Innovative Unternehmen aus den Niederlanden suchen bewusst die Zusammenarbeit mit Nordrhein-Westfalen und Niedersachsen. Journalisten haben eine Inspirationsreise durch die benachbarten Provinzen gemacht. „Zusammen können wir Weltmeister werden.“
Die Innenstadt von Enschede kann an einem – für Niederländer – beliebigen Wochentag plötzlich voller Leute sein, die einkaufen. Dann wissen Sie: In Deutschland ist ein Feiertag. Die Deutschen finden den Weg in die Ostniederlande, aber auf geschäftlicher Ebene gibt es noch großes Potenzial.
Auch die Provinzen Overijssel und Gelderland sehen dieses Potenzial. Sie haben das Exportprogramm GO4EXPORT gestartet, das als Bindeglied zwischen Unternehmen, wissenschaftlichen Einrichtungen, Netzwerken und Regierungen in beiden Ländern fungiert.
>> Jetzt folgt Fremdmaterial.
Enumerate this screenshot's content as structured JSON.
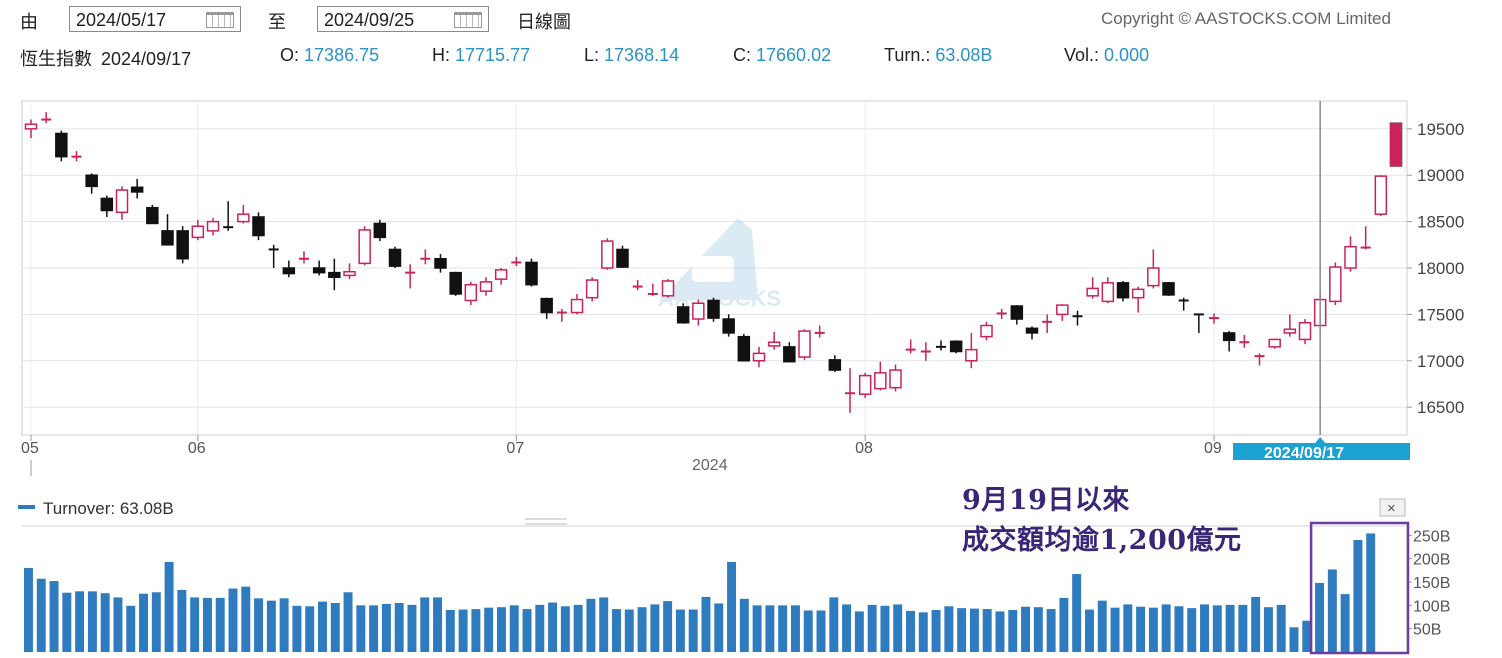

Um die Region auf eine andere Art und Weise kennenzulernen, hat Hans Brouwers von OostNL das informative Kennenlernprogramm „Im Westen viel Neues“ entwickelt, in dem die deutsche Presse die Möglichkeit erhält, die Niederlande auf einzigartige Weise zu entdecken.
Starke Verbindung mit Enschede
Die Gruppe wird im nagelneuen und futuristisch anmutenden Galeriegebäude der Universität Twente (UT) begrüßt. Diese unternehmende Universität spielt am ersten Tag die Hauptrolle. „Die UT versucht insbesondere in den Bereichen Angewandte Wissenschaften, IT-Plattformen, KI, Technische Medizin und Nanotechnologiemit an der Weltspitze zu stehen“, sagt Pressesprecherin Hinke Mulder bei der Vorstellung. In Twente ist die deutsch-niederländische Zusammenarbeit bereits weit vorangeschritten. Es besteht eine starke Verbindung zur WWU Münster und etwa 15 % der rund 10.000 Studenten an der Universität Twente kommen aus Deutschland.
Das Besondere an der UT ist die Zusammenarbeit mit der Wirtschaft. Dies geschieht im so genannten Wissenspark, der unter anderem einen Gewerbepark und den Universitätscampus umfasst. Enschede muss dafür sorgen, dass die Wechselwirkung zwischen der Expertise innovativer Unternehmen und talentierter Studenten sich besser entfaltet. Als Tüpfelchen auf dem i hat das Technische Medizinische Zentrum dort seinen Sitz. Ein hochmodernes Forschungszentrum, das mit präklinischen Betten und simulierten Wohn- und Krankenhausumgebungen ausgestattet ist. Und das trägt Früchte. Etwa die Hälfte der Spin-off-Unternehmen der UT sind im Gesundheitswesen tätig.
Im Osten der Niederlande entstehen Internet-Giganten
Die Universität ist bekannt für ihre vielen Start-ups und Spin-offs, die in Zusammenarbeit mit der Wirtschaft realisiert werden. Internetgiganten wie Booking.com und Thuisbezorgd erblickten hier das Licht der Welt. Der Hightech-Entwickler DEMCON ist nur einen Steinwurf von dort entfernt, wo 1993 alles begann. Ihre technischen Entwicklungen, die für spezifische Zwecke bestimmt sind, dürfen absolut keine Fehler machen. Die Königlich Niederländische Münze verließ sich auf ihr Fachwissen, als sie eine vollautomatische Münzzählmaschine mit einem selbstlernenden Vision-Algorithmus benötigte.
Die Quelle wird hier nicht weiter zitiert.